Now to ground this entire discussion and show it’s relevance, let us add to Neo’s series of awakenings the modern scientific view of man’s relation to the world. This world view tells us the following: ‘Whereas previously you thought that all reality existed just in the way you see and experience it, I can show you through a series of demonstrations and experiments that all you are really seeing is the effect of light bouncing off of the microscopic particles which comprise your surroundings. We do not even experience these waves directly, but only the effects of these light waves on our sense organs as interpreted to us by our brains. Furthermore, the same can be shown for every other sense you possess – hearing, touch, smell, taste, etc.

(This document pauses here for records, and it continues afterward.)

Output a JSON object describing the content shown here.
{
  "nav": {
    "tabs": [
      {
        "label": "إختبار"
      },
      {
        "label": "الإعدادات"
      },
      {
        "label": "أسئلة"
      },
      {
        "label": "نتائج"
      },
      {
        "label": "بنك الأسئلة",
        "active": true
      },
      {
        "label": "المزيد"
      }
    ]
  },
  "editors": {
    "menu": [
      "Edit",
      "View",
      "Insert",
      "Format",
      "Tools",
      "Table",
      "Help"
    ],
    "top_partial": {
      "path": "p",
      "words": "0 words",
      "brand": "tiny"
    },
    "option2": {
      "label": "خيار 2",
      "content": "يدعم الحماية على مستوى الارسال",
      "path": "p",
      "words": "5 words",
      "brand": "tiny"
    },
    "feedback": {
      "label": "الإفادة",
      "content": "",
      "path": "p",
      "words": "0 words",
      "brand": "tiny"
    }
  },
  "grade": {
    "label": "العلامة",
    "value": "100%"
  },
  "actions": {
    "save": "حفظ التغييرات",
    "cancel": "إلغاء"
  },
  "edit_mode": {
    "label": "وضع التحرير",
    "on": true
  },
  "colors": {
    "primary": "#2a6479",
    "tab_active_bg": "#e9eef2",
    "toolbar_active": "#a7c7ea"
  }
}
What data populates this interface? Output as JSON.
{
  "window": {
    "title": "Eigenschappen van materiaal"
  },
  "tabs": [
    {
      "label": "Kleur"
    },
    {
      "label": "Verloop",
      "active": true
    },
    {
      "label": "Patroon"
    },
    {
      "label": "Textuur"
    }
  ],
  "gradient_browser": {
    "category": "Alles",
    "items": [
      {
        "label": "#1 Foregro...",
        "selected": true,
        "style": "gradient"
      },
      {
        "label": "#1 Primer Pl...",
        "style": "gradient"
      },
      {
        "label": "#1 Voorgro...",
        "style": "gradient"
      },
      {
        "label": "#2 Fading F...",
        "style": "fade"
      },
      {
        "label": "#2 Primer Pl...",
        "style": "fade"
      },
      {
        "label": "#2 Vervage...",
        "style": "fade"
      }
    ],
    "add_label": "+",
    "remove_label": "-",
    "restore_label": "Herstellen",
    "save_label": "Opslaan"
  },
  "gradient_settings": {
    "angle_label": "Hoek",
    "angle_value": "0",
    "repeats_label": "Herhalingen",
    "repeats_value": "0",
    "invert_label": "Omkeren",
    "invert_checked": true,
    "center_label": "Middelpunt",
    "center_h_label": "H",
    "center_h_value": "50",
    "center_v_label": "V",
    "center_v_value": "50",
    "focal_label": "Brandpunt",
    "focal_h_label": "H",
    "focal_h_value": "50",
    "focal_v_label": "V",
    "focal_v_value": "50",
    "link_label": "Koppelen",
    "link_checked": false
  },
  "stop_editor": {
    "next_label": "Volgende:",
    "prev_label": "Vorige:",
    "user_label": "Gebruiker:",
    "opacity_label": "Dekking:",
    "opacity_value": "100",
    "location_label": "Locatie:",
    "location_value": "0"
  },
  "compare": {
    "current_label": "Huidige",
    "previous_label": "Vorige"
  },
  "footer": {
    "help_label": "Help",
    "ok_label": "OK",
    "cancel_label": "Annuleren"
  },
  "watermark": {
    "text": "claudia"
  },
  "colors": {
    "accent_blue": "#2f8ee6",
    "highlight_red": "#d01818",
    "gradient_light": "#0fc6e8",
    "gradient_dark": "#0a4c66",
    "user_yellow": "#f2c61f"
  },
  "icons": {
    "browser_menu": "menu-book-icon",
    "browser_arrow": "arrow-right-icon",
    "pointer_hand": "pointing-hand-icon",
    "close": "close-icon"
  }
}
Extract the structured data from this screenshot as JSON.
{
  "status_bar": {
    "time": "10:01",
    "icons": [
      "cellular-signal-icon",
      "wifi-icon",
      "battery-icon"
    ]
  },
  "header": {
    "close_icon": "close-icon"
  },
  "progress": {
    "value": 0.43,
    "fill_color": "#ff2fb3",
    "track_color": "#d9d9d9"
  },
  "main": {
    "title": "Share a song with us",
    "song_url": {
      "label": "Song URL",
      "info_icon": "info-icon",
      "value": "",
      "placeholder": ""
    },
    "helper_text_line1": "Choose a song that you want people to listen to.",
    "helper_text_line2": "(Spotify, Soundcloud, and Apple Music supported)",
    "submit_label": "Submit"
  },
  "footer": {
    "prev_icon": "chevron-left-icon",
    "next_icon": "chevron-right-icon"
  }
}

The world that you see, hear, and touch – which you naively think is simply spread out before you – is so completely dependent on the organization of your physical body that it can be said not to exist in any way whatsoever apart from this physical organization.’ Such a world view would seem to take the place of Morpheus himself – telling us that what we formerly thought about reality was all a lie and that all we really experience of reality are our own mental pictures, not that reality itself. And we can well imagine the naïve person in place of the character Neo, when he says in the film: "No! It isn’t true!"

But an answer to this anxious state, which seems to be carried more or less consciously by many here in the west, is suggested in what we have already established. When Neo believes that his previously held knowledge of the world is negated by experiences of a ‘new’ world, he falls into a trap. The trap consists precisely in believing in the validity of the ‘new world’ in the exact same way as he believed in the validity of his ‘old world’. In the same way, we fall into a trap if we believe that, for example, an experienced color is nothing more than our subjective response to the fine waves of light which physics teach us about, and which alone are ‘really there’. The demonstrations and experiments, ‘showing’ us ‘the real things of the world’ are all merely given to us in the exact same way (with no qualitative difference) as the naively taken objects of every day experience – tables, trees, animals, etc. The light that we find through investigation to bounce off the chair and the chair itself are both merely given to us in the exact same way. There is no qualitative difference establishing one field of experience as any more or less certain than the other.

Just because Neo’s experience inside the matrix and the world outside the matrix are essentially the same from an epistemological standpoint, so he cannot consider that his knowledge of the world outside the matrix is any kind of awakening to a more certain reality. In the exact same sense, knowledge, derived through modern scientific means, of atoms, genes, light waves, etc. cannot be considered as a knowledge that is waking us up to the ‘way the world really is’. And if we allow ourselves to fall into the trap of saying ‘So my senses really are deceiving me – the world really is my mental picture’ we would be repeating the same mistake as shown in all the previous scenarios involving Neo’s false awakenings. For in the same way that Neo would need to start all over again, in thinking about the ultimate foundation of a world newly awoken to, so would we need to start all over again in thinking about the ultimate foundation of this world of microscopic particles which we, according to natural science, construct our world out of. And therefore this world of microscopic particles is no more or less reliable than the world we see spread out in front of us every morning when we open our eyes.